Because this is a holiday here, NBC, the big network that everyone with an antenna or cable or a satellite dish or even rabbit ears gets, had Olympic coverage on all day.
Therefore, MSNBC, the cable network that you have to have cable or a dish to get, went to its usual, non-Olympic lineup of news coverage and military briefings and inflammatory talk shows, instead of the all-day Olympic coverage we've been getting from them, generally consisting of three 10-0 hockey games and a half hour of curling highlights.

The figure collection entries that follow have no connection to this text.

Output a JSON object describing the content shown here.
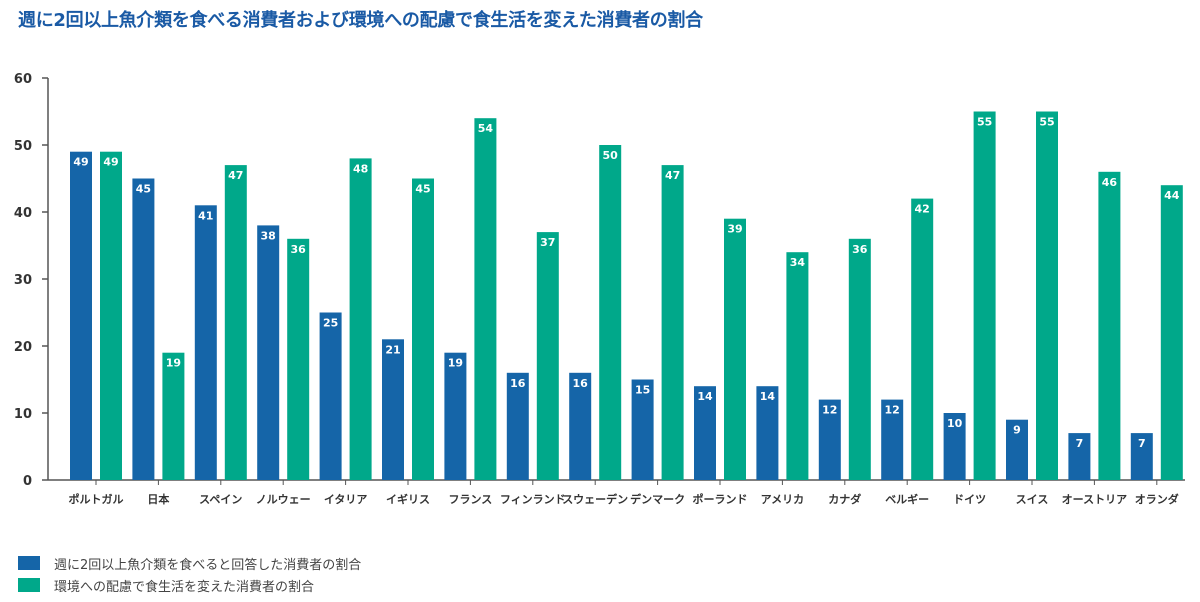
{
  "chart_data": {
    "type": "bar",
    "title": "週に2回以上魚介類を食べる消費者および環境への配慮で食生活を変えた消費者の割合",
    "xlabel": "",
    "ylabel": "",
    "ylim": [
      0,
      60
    ],
    "yticks": [
      0,
      10,
      20,
      30,
      40,
      50,
      60
    ],
    "categories": [
      "ポルトガル",
      "日本",
      "スペイン",
      "ノルウェー",
      "イタリア",
      "イギリス",
      "フランス",
      "フィンランド",
      "スウェーデン",
      "デンマーク",
      "ポーランド",
      "アメリカ",
      "カナダ",
      "ベルギー",
      "ドイツ",
      "スイス",
      "オーストリア",
      "オランダ"
    ],
    "series": [
      {
        "name": "週に2回以上魚介類を食べると回答した消費者の割合",
        "color": "#1565a8",
        "values": [
          49,
          45,
          41,
          38,
          25,
          21,
          19,
          16,
          16,
          15,
          14,
          14,
          12,
          12,
          10,
          9,
          7,
          7
        ]
      },
      {
        "name": "環境への配慮で食生活を変えた消費者の割合",
        "color": "#00a88a",
        "values": [
          49,
          19,
          47,
          36,
          48,
          45,
          54,
          37,
          50,
          47,
          39,
          34,
          36,
          42,
          55,
          55,
          46,
          44
        ]
      }
    ],
    "legend_position": "bottom-left",
    "grid": false
  }
}
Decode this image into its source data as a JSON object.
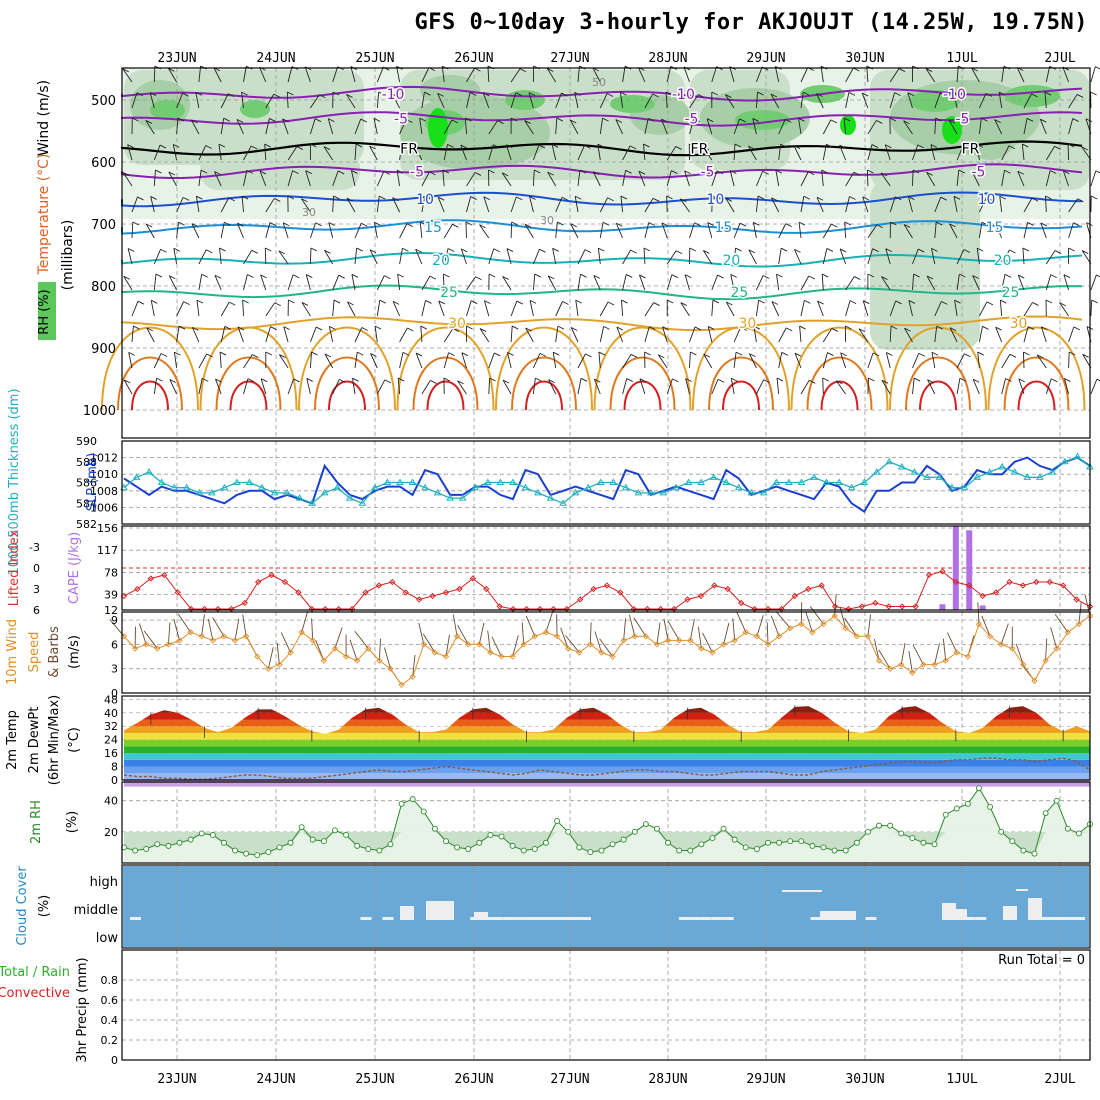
{
  "title": "GFS 0~10day 3-hourly for AKJOUJT (14.25W, 19.75N)",
  "run_total": "Run Total = 0",
  "dates": [
    "23JUN",
    "24JUN",
    "25JUN",
    "26JUN",
    "27JUN",
    "28JUN",
    "29JUN",
    "30JUN",
    "1JUL",
    "2JUL"
  ],
  "panel_labels": {
    "upper_rh": "RH (%)",
    "upper_temp": "Temperature (°C)",
    "upper_wind": "Wind (m/s)",
    "upper_mb": "(millibars)",
    "thick": "1000-500mb Thickness (dm)",
    "slp": "SLP (mb)",
    "li": "Lifted Index",
    "cape": "CAPE (J/kg)",
    "wind10": "10m Wind",
    "speed": "Speed",
    "barbs": "& Barbs",
    "ms": "(m/s)",
    "t2m": "2m Temp",
    "dew": "2m DewPt",
    "minmax": "(6hr Min/Max)",
    "degc": "(°C)",
    "rh2m": "2m RH",
    "pct": "(%)",
    "cloud": "Cloud Cover",
    "cloud_pct": "(%)",
    "precip": "3hr Precip (mm)",
    "total_rain": "Total / Rain",
    "convective": "Convective"
  },
  "chart_data": [
    {
      "type": "line",
      "name": "upper-air cross section",
      "ylabel": "(millibars)",
      "y_ticks": [
        500,
        600,
        700,
        800,
        900,
        1000
      ],
      "temp_contours": [
        {
          "label": "-10",
          "color": "#8a1fb4",
          "level_mb": 490
        },
        {
          "label": "-5",
          "color": "#8a1fb4",
          "level_mb": 530
        },
        {
          "label": "FR",
          "color": "#000000",
          "level_mb": 578
        },
        {
          "label": "-5",
          "color": "#8a1fb4",
          "level_mb": 615
        },
        {
          "label": "10",
          "color": "#1a4fd0",
          "level_mb": 660
        },
        {
          "label": "15",
          "color": "#1a8fd8",
          "level_mb": 705
        },
        {
          "label": "20",
          "color": "#17b1b8",
          "level_mb": 758
        },
        {
          "label": "25",
          "color": "#22b58a",
          "level_mb": 810
        },
        {
          "label": "30",
          "color": "#e0a22a",
          "level_mb": 860
        }
      ],
      "rh_contour_label": "50",
      "rh_contour_label2": "30"
    },
    {
      "type": "line",
      "name": "thickness and slp",
      "thickness_ticks": [
        582,
        584,
        586,
        588,
        590
      ],
      "slp_ticks": [
        1006,
        1008,
        1010,
        1012
      ],
      "series": [
        {
          "name": "SLP (mb)",
          "color": "#1a3fd0",
          "values": [
            1009.5,
            1008.5,
            1007.5,
            1008.5,
            1008,
            1008,
            1007.5,
            1007,
            1006.5,
            1007.5,
            1008,
            1008,
            1007,
            1007.5,
            1007,
            1006.5,
            1011,
            1009,
            1007.5,
            1007,
            1008,
            1008.5,
            1008.5,
            1007.5,
            1010.5,
            1010,
            1007.5,
            1007.5,
            1008.5,
            1008.5,
            1007.5,
            1007,
            1010.5,
            1010,
            1007.5,
            1008,
            1008.5,
            1008,
            1007.5,
            1007,
            1010.5,
            1010,
            1007.5,
            1008,
            1008.5,
            1008,
            1007.5,
            1007,
            1010.5,
            1009.5,
            1007.5,
            1008,
            1008.5,
            1008,
            1007.5,
            1007,
            1009,
            1008.5,
            1006.5,
            1005.5,
            1008,
            1008,
            1009,
            1009,
            1011,
            1010,
            1008,
            1008.5,
            1010.5,
            1010,
            1010,
            1011.5,
            1012,
            1011,
            1010.5,
            1011.5,
            1012,
            1011
          ]
        },
        {
          "name": "1000-500mb Thickness (dm)",
          "color": "#22b0c0",
          "values": [
            585.5,
            586.5,
            587,
            586,
            585.5,
            585.5,
            585,
            585,
            585.5,
            586,
            586,
            585.5,
            585,
            585,
            584.5,
            584,
            585,
            585.5,
            584.5,
            584,
            585.5,
            586,
            586,
            586,
            585.5,
            585,
            584.5,
            584.5,
            585.5,
            586,
            586,
            586,
            585.5,
            585,
            584.5,
            584,
            585,
            585.5,
            586,
            586,
            585.5,
            585,
            585,
            585,
            585.5,
            586,
            586,
            586.5,
            586,
            585.5,
            585,
            585,
            586,
            586,
            586,
            586.5,
            586,
            586,
            585.5,
            586,
            587,
            588,
            587.5,
            587,
            586.5,
            586.5,
            585.5,
            585.5,
            586.5,
            587,
            587.5,
            587,
            586.5,
            586.5,
            587,
            588,
            588.5,
            587.5
          ]
        }
      ]
    },
    {
      "type": "bar",
      "name": "lifted index and cape",
      "li_ticks": [
        -3,
        0,
        3,
        6
      ],
      "cape_ticks": [
        12,
        39,
        78,
        117,
        156
      ],
      "series": [
        {
          "name": "Lifted Index",
          "color": "#d82020",
          "values": [
            4,
            3,
            1.5,
            1,
            3.5,
            6,
            7,
            8,
            7,
            5,
            2,
            1,
            2,
            3.5,
            6,
            7.5,
            7.5,
            6,
            3.5,
            2.5,
            2,
            3.5,
            4.5,
            4,
            3.5,
            3,
            1.5,
            3,
            5.5,
            8,
            8.5,
            8,
            7.5,
            6,
            4.5,
            3,
            2.5,
            3.5,
            6,
            8,
            8.5,
            7,
            4.5,
            4,
            2.5,
            3,
            5,
            7.5,
            8,
            6.5,
            4,
            3,
            2.5,
            5.5,
            6,
            5.5,
            5,
            5.5,
            5.5,
            5.5,
            1,
            0.5,
            2,
            2.5,
            4,
            3.5,
            2,
            2.5,
            2,
            2,
            2.5,
            4.5,
            5.5
          ]
        },
        {
          "name": "CAPE (J/kg)",
          "color": "#b070e8",
          "values": [
            0,
            0,
            0,
            0,
            0,
            0,
            0,
            0,
            0,
            0,
            0,
            0,
            0,
            0,
            0,
            0,
            0,
            0,
            0,
            0,
            0,
            0,
            0,
            0,
            0,
            0,
            0,
            0,
            0,
            0,
            0,
            0,
            0,
            0,
            0,
            0,
            0,
            0,
            0,
            0,
            0,
            0,
            0,
            0,
            0,
            0,
            0,
            0,
            0,
            0,
            0,
            0,
            0,
            0,
            0,
            0,
            0,
            0,
            0,
            0,
            0,
            10,
            148,
            140,
            8,
            0,
            0,
            0,
            0,
            0,
            0,
            0,
            0
          ]
        }
      ]
    },
    {
      "type": "line",
      "name": "10m wind speed",
      "ylabel": "(m/s)",
      "y_ticks": [
        0,
        3,
        6,
        9
      ],
      "series": [
        {
          "name": "Speed",
          "color": "#e0902a",
          "values": [
            7,
            5.5,
            6,
            5.5,
            6,
            6.5,
            7.5,
            7,
            6.5,
            7,
            6.5,
            7,
            4.5,
            3,
            3.5,
            5,
            7.5,
            6.5,
            4,
            5.5,
            4.5,
            4,
            5.5,
            4,
            3,
            1,
            2,
            6,
            5,
            4.5,
            7,
            6,
            6,
            5,
            4.5,
            4.5,
            6,
            7,
            7.5,
            7,
            5.5,
            5,
            6,
            5,
            4.5,
            6.5,
            7,
            7,
            6,
            6.5,
            6.5,
            6.5,
            5.5,
            5,
            6,
            6.5,
            7.5,
            7,
            6,
            7,
            8,
            8.5,
            7.5,
            8.5,
            9.5,
            8,
            7,
            7,
            4,
            3,
            3.5,
            2.5,
            3.5,
            3.5,
            4,
            5,
            4.5,
            8.5,
            7,
            6,
            5.5,
            3.5,
            1.5,
            4,
            5.5,
            7.5,
            8.5,
            9.5
          ]
        }
      ]
    },
    {
      "type": "area",
      "name": "2m temperature and dewpoint",
      "ylabel": "(°C)",
      "y_ticks": [
        0,
        8,
        16,
        24,
        32,
        40,
        48
      ],
      "series": [
        {
          "name": "2m Temp",
          "color": "#5a2a20",
          "values": [
            29.5,
            34,
            39,
            41.5,
            40,
            36,
            31,
            28.5,
            31,
            37,
            42,
            42,
            38,
            33,
            29,
            27.5,
            30,
            37,
            42,
            43,
            39,
            33,
            28.5,
            28.5,
            30,
            37,
            42,
            43,
            39,
            33,
            28.5,
            28.5,
            30,
            37,
            42,
            43,
            39,
            33,
            28.5,
            28.5,
            30,
            37,
            42,
            43,
            39,
            33,
            28.5,
            28.5,
            30,
            37,
            43.5,
            44,
            40,
            34,
            29,
            28,
            30,
            38,
            43,
            44,
            40,
            34,
            29,
            28,
            31,
            38,
            43,
            44,
            40,
            33,
            29,
            32,
            29
          ]
        },
        {
          "name": "2m DewPt",
          "color": "#8a5a3a",
          "values": [
            3,
            2,
            2,
            1,
            1,
            0.5,
            0.5,
            1,
            2,
            3,
            3,
            2,
            1,
            1,
            1,
            2,
            3,
            4,
            5,
            6,
            5,
            5,
            6,
            7,
            8,
            7,
            6,
            5,
            4,
            3,
            4,
            6,
            5,
            4,
            3,
            3,
            4,
            5,
            6,
            6,
            5,
            5,
            4,
            3,
            3,
            4,
            5,
            5,
            5,
            4,
            3,
            3,
            5,
            6,
            7,
            8,
            9,
            10,
            11,
            11,
            10,
            11,
            12,
            12,
            13,
            13,
            12,
            12,
            11,
            12,
            13,
            11,
            6
          ]
        }
      ]
    },
    {
      "type": "area",
      "name": "2m relative humidity",
      "ylabel": "(%)",
      "y_ticks": [
        20,
        40
      ],
      "series": [
        {
          "name": "2m RH",
          "color": "#2b8a2b",
          "values": [
            10,
            8,
            9,
            12,
            11,
            13,
            15,
            19,
            18,
            13,
            8,
            6,
            5,
            7,
            10,
            13,
            23,
            15,
            14,
            21,
            18,
            11,
            9,
            8,
            12,
            38,
            41,
            33,
            22,
            14,
            10,
            9,
            13,
            18,
            17,
            11,
            8,
            9,
            13,
            27,
            20,
            10,
            7,
            8,
            12,
            15,
            20,
            25,
            22,
            13,
            8,
            8,
            12,
            16,
            22,
            15,
            10,
            9,
            13,
            13,
            14,
            14,
            11,
            10,
            8,
            8,
            13,
            20,
            24,
            24,
            19,
            16,
            13,
            12,
            31,
            35,
            38,
            48,
            36,
            20,
            14,
            8,
            6,
            32,
            40,
            22,
            19,
            25
          ]
        }
      ]
    },
    {
      "type": "bar",
      "name": "cloud cover",
      "y_ticks": [
        "low",
        "middle",
        "high"
      ],
      "series": [
        {
          "name": "Cloud Cover",
          "color": "#eeeeee",
          "values": [
            0,
            1,
            0,
            0,
            0,
            0,
            0,
            0,
            0,
            0,
            0,
            0,
            0,
            0,
            0,
            0,
            0,
            0,
            0,
            0,
            0,
            0,
            1,
            0,
            1,
            0,
            0,
            0,
            0,
            0,
            0,
            0,
            1,
            1,
            1,
            1,
            1,
            1,
            1,
            1,
            1,
            1,
            1,
            0,
            0,
            0,
            0,
            0,
            0,
            0,
            0,
            1,
            1,
            1,
            1,
            1,
            0,
            0,
            0,
            0,
            0,
            0,
            0,
            1,
            1,
            0,
            0,
            0,
            1,
            0,
            0,
            0,
            0,
            0,
            0,
            0,
            1,
            1,
            1,
            0,
            0,
            0,
            0,
            0,
            1,
            1,
            1,
            1,
            0
          ]
        }
      ]
    },
    {
      "type": "bar",
      "name": "3hr precipitation",
      "ylabel": "3hr Precip (mm)",
      "y_ticks": [
        0,
        0.2,
        0.4,
        0.6,
        0.8
      ],
      "series": [
        {
          "name": "Total / Rain",
          "color": "#2bb02b",
          "values": []
        },
        {
          "name": "Convective",
          "color": "#e02020",
          "values": []
        }
      ]
    }
  ]
}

CNBC, the other cable network that has a daily Olympic show, did indeed have its daily Olympic show today, and while some of the hockey games were not as one-sided as they have been, no one at the network had the imagination to show us anything else except an occasional business update and, well, nothing, because that's all.
NBC, of course, shows only events that can be chopped into bite size and spooned in between commercials, while curling games take time to develop and proceed at their own pace. It'll be a warm February day in Ogden before NBC chooses curling over hockey. Or freestyle aerials, or ski jumping. Or biathlon. Or a prepackaged featurette on Michelle Kwan and her rivals.
And that (as James Burke would say) is why today's being a holiday meant the curling games that took place this morning were shown too late for me to watch, if they ever got on the air at all.